Note: this is an adaptation of Northern Brewer's Dark Cherry Stout recipe.
- 1/2 lb. Simpson's Dark Crystal
- 1/2 lb. Crisp Roasted Barley
- 1/2 lb. Crisp Black Malt
- 3.3 lbs. Gold LME
- 3 lbs. Dark DME
- 1 oz. Northern Brewer (60 mins)
- 1 oz. Willamette (1 min)
- Frozen Raspberries (5 x 10 ounce bags)
- Wyeast 1028 - London Ale
- 10/8/04 - Made starter and pitched yeast. Active fermentation within an hour.
- 10/11/04 - Was planning on brewing yesterday, but unfortunately I was put out of commission for most of the day by a nasty headache. So it's gonna have to be tonight.
- 10/11/04 - This evening, I boiled up another \~400mL wort and added it to the starter to give the little yeasties something to do while they're waiting for the big batch tomorrow night
- 12/21/04 - Okay - I have no excuses. It's over two months later, and I haven't brewed yet. Today I stopped by NB to pick up the grains for this batch. I'm planning on brewing on Friday, as I have the day off and Meghan's working.
- 12/26/04 - Finally! Brewed today. Came very close to the target gravity of 1.053....mine was 1.050. Pretty close if you ask me...anyways, I pitched a 650 mL starter around 1800 hours, and there was the beginnings of fermentation activity within two hours.
- 12/27/04 - 0900 hours - 1 inch or so of kreusen...
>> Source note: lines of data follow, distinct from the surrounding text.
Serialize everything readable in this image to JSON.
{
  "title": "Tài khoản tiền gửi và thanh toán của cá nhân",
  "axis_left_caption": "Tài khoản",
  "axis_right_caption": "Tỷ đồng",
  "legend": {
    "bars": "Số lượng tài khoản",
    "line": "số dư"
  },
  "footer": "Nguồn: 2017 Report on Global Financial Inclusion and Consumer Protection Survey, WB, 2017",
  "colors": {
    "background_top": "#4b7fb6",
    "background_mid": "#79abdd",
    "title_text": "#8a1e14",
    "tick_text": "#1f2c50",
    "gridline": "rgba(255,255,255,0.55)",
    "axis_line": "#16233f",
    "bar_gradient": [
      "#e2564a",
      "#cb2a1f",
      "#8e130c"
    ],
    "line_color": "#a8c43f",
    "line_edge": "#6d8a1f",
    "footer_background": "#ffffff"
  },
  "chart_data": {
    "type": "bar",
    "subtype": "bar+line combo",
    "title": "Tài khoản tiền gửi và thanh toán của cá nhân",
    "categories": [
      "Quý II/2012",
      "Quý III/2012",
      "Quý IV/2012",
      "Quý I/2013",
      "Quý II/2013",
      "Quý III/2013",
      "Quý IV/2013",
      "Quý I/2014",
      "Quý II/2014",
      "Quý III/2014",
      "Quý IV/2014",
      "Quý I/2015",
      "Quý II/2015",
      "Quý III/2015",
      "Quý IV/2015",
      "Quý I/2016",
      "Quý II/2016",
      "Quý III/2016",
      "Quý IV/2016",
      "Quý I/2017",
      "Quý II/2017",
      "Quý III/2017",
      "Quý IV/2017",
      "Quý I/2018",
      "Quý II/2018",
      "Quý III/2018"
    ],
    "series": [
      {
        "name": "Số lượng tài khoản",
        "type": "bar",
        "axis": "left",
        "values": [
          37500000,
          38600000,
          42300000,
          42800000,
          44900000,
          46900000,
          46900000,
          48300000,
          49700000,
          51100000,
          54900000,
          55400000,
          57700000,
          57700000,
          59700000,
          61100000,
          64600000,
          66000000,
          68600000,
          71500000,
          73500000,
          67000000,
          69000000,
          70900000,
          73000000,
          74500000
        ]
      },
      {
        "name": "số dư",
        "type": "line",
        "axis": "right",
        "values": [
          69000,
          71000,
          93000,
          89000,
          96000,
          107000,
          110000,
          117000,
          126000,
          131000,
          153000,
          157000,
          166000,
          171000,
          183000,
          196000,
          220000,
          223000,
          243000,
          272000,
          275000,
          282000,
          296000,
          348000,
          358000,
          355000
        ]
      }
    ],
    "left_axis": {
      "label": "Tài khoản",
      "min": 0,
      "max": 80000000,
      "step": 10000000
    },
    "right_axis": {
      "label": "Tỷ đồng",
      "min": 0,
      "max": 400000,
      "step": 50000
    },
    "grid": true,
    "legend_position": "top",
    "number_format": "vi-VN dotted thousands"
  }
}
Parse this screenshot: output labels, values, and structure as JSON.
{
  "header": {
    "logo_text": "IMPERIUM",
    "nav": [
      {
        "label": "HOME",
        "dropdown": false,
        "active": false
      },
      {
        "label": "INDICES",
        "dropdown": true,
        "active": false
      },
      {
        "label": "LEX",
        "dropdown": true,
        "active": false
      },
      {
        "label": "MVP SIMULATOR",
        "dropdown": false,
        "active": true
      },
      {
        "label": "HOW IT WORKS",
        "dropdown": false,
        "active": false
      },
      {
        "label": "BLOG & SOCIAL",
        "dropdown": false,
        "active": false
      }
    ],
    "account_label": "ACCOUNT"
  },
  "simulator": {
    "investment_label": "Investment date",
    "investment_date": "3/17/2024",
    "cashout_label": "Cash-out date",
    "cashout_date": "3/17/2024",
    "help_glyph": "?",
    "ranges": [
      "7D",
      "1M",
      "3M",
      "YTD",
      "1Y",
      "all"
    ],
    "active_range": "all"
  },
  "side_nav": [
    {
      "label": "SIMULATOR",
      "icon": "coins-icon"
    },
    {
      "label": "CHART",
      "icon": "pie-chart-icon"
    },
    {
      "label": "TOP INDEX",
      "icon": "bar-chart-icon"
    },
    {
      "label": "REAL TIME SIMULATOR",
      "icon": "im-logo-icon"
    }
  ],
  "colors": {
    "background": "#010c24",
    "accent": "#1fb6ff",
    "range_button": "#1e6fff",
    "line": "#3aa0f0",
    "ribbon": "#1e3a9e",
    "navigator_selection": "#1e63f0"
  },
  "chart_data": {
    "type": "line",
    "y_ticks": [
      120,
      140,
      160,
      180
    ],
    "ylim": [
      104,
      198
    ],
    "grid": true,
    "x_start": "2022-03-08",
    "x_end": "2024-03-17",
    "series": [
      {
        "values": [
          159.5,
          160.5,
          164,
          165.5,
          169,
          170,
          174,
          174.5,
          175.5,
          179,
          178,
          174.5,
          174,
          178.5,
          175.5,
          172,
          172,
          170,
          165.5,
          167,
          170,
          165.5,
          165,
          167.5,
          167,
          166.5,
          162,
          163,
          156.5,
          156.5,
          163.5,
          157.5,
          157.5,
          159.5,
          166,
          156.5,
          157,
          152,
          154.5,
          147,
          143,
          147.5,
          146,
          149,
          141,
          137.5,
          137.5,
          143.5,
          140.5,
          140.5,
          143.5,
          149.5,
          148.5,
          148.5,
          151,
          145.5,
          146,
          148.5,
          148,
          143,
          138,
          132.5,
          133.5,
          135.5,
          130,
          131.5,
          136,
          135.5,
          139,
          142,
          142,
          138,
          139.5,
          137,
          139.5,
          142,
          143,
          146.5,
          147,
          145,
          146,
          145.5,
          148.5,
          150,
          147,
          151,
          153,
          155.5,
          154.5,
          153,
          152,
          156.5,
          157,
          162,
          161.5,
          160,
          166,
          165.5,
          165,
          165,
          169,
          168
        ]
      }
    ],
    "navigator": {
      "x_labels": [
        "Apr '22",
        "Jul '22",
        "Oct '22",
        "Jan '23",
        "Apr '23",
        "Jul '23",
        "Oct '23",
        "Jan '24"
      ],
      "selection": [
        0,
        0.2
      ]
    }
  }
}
- 12/28/04 - Fermentation is coming along nicely. No blowoff so far, but the kreusen is sitting at about 2 inches or so.
- 2/11/05 - Flash pasturized 5 10 ounce bags of frozen raspberries, dumped them into the bottom of a 6 gallon carboy, and then racked on top. Gravity 1.014.
- 2/13/05 - Tasted a small sample from the carboy, and man, does it taste incredible. Great raspberry flavor, yet not overpowering. Note to self about next time, crush berries. The fermentation is progressing quite slowly, as most of the sugar is trapped inside of the raspberries.
- 2/17/05 - Transferred off of the raspberries into the tertiary. Gravity 1.008. Promash says that this is about 5.5% ABV.
- 3/11/05 - Bottled. Gravity at bottling: 1.008.